- Душевный народ?
- Страсть... Вечерком сойдутся на завалинке, только и сльшишь, матюгом друг друга кроют. Ежели ты их не знаешь, подумаешь, что ругань идет, а они это для своего удовольствия. Когда по-приятельски потолковать сойдутся, других слов у них нету. И все так ласково, душевно.
- На Волге здоровы ругаться,- сказал солдат с чайником, - эх, здоровы.
- Там иначе нельзя: работа тяжелая, - сказал добродушный солдатик, - я тоже везде побывал, сразу могу отличить, из какой местности человек.
- Нехорошо, - сказала старушка с лавки.
- Что ж изделаешь-то, кабы можно было обойтись, никто б и не говорил.
- Это верно, - кабы нужды не было, и разговору бы не было.
Поезд остановился, в открывшуюся в конце коридора дверь ворвались какие-то крики, шум, возня...
- Что на дороге-то поставили, холуи косорылые... Принимай, в лепешку расшибу!
- И так пролезешь, не барин, - послышался сердитый бабий голос.
- Я не пролезу, мать...
- С Волги, знать, - сказал, прислушиваясь, солдат с чайником. Добродушный солдатик, вытянув шею, прислушал ся, как прислушиваются к родному языку, услышанному на чужой стороне.
-Тверяки, - сказал он с довольной улыбкой и, приподнявшись на цыпочки, чтобы видеть через головы, крикнул что было силы:
- Го-го-го, земляки, дуй... Вашу так!
- Ну прямо терпенья нет, - сказала женщина в поддевке, нервно поводя плечами.
- Нежны очень стали, - сказал недоброжелательно угрюмый солдат, иностранка, что ли, какая, что родной язык тебе противен. Жандармов-то теперь нет, придется потерпеть.
- Милая, ты не обижайся, Христа ради, - сказал добродушный солдатик. Нешто я со зла. Я ведь от души. Я в Твери два года работал, земляки они, как услышу, так сердце и запрыгает.
- Понимает она тебя, это, - сказал угрюмый солдат.
- Уж седина показывается, отвыкать бы пора.

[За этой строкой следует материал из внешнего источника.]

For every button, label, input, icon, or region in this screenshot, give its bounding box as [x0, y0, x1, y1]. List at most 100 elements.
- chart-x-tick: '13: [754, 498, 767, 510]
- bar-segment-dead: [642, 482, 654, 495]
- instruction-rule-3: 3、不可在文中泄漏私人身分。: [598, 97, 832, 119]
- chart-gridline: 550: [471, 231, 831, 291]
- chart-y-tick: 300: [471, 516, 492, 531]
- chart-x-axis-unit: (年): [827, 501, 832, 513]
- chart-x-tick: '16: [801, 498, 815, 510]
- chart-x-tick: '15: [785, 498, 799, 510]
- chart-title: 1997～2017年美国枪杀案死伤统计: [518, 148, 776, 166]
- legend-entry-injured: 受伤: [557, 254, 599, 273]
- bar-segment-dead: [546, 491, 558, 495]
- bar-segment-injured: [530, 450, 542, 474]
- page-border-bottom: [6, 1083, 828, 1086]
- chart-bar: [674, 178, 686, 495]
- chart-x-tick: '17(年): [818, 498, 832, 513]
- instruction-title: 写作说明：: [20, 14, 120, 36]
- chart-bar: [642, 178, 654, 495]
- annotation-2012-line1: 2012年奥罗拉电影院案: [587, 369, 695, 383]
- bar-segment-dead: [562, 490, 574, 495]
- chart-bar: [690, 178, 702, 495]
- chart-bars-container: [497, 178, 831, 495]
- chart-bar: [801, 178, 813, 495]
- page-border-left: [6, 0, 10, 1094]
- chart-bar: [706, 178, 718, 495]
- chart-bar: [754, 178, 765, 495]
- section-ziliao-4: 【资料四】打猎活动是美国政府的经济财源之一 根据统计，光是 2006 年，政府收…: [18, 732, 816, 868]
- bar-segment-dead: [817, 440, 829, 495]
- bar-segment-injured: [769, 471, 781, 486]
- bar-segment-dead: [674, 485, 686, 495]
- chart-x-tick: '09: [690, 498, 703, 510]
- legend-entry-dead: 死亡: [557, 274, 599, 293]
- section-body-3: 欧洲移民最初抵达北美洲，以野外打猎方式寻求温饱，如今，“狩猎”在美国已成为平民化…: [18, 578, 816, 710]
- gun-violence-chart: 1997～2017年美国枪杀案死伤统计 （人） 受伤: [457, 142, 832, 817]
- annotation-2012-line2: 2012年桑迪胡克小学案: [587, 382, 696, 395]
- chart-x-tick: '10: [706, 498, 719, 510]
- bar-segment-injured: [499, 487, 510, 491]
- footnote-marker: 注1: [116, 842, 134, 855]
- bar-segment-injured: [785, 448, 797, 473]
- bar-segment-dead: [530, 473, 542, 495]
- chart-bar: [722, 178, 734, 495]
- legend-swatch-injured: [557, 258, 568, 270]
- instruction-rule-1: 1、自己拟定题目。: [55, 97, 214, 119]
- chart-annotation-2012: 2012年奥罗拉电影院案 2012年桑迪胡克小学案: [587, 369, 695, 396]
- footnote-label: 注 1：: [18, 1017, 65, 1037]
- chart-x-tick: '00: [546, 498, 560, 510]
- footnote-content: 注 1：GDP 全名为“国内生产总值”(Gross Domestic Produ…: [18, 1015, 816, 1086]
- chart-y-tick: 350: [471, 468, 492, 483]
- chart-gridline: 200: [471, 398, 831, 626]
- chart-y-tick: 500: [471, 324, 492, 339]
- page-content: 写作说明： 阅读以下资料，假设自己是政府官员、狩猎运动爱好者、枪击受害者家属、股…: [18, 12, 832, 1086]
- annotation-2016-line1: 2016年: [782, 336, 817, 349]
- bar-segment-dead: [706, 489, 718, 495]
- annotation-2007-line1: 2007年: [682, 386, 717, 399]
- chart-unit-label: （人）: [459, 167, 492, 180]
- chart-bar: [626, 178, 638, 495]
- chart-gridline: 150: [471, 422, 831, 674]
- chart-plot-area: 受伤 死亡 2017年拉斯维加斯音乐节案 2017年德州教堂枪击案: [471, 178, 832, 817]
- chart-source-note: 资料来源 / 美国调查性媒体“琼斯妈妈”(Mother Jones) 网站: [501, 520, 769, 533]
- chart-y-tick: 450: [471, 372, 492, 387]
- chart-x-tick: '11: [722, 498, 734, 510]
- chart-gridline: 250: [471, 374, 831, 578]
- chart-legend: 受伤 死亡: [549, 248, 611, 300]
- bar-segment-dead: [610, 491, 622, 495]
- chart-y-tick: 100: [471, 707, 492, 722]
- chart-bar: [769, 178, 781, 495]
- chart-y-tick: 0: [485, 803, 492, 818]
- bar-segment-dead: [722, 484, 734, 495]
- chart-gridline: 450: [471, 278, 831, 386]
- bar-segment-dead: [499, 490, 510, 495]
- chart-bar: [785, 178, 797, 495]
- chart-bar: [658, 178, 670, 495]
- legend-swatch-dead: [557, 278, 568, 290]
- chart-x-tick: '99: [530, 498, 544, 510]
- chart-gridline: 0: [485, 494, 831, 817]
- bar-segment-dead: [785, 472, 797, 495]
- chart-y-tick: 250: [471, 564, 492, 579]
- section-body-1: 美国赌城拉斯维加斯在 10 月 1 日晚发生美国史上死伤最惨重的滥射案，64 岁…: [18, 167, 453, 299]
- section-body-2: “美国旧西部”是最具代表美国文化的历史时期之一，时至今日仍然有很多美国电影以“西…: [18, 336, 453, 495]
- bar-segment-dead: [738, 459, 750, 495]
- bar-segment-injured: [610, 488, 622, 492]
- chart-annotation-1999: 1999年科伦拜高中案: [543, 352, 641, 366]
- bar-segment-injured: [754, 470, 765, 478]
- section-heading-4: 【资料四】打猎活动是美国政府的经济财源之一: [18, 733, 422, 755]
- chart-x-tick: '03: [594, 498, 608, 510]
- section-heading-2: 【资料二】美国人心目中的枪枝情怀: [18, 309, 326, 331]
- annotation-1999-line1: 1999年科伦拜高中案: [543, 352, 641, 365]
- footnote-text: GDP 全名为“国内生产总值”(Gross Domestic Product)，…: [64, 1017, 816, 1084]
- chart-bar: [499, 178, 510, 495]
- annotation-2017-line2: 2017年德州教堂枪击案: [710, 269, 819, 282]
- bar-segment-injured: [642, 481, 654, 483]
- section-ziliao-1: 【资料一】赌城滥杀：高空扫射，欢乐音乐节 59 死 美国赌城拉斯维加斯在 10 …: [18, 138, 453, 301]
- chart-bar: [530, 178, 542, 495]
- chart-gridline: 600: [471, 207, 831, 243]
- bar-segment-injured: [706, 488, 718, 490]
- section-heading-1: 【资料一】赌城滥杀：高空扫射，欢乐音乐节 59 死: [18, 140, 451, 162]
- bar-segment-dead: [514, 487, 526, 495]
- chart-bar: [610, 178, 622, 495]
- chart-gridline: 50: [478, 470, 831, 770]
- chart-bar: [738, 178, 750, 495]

- Эх, тетенька, да неушто уж... Господи, - сказал добродушный солдатик, приложив обе руки к груди, - я, можно сказать, человек тихий, смирный, цыпленочка и то на своем веку, скажем, не обидел, а когда меня на войне ранили, дал я зарок, чтобы никаких слов. Думаю, лучше буду святителей поминать, коли что, вот как бабушка говорила.
К нему все обернулись.
- Ну и что же? - спросил нетерпеливо солдат с чайником.
- Ну, наши на другой же день заметили: чтой-то ты, говорят, вроде как полоумный стал? А я скажу слово, да споткнусь. Думали уж, что язык отниматься стал. Почесть ничего сказать не могу, нету слов, да на-поди.
- Обойтись своим умом задумал, по-иностранному, - сказал угрюмый солдат.
- Целый месяц, братец ты мой, держался.
- Трудно было?
- Не дай бог, прямо как без рук.
- Никто человека не мучает, так он сам себе муку выдумал.
- Бывало, в праздник люди сойдутся, у них разговор идет, а я, как немой, сижу. И взяла меня тоска...
- Чем кончилось-то? - спросил нетерпеливо солдат с чайником.
- Чем?.. Да один раз жена мне похлебкой руку обварила, я как двину ее... С тех пор и пошло.
- Разум прочистило, - сказал угрюмый солдат.
- И прямо, братец ты мой, как гора с плеч, веселый опять стал, разговорчивый, мать твою...
- О, боже мой, - сказала женщина в поддевке, - хоть бы в другой вагон перейти.
Поезд опять остановился у станции. И сейчас послышалось:
- Эй, милый, проходи!
- Лезь, голубь, лезь, мать!..
- Ну, ну, старина, домовой облезлый, карабкайся, мать...
Добродушный солдатик повернул голову к двери, с заигравшей улыбкой слушал некоторое время, потом, ни слова не говоря, ринулся вперед по головам и закричал, что было силы, над самым ухом женщины:
- Го-го-го... Орловские, что ли, мать вашу?!
- Они самые, соколики, - донеслось оттуда.
- По разговору узнал, четыре года там работал.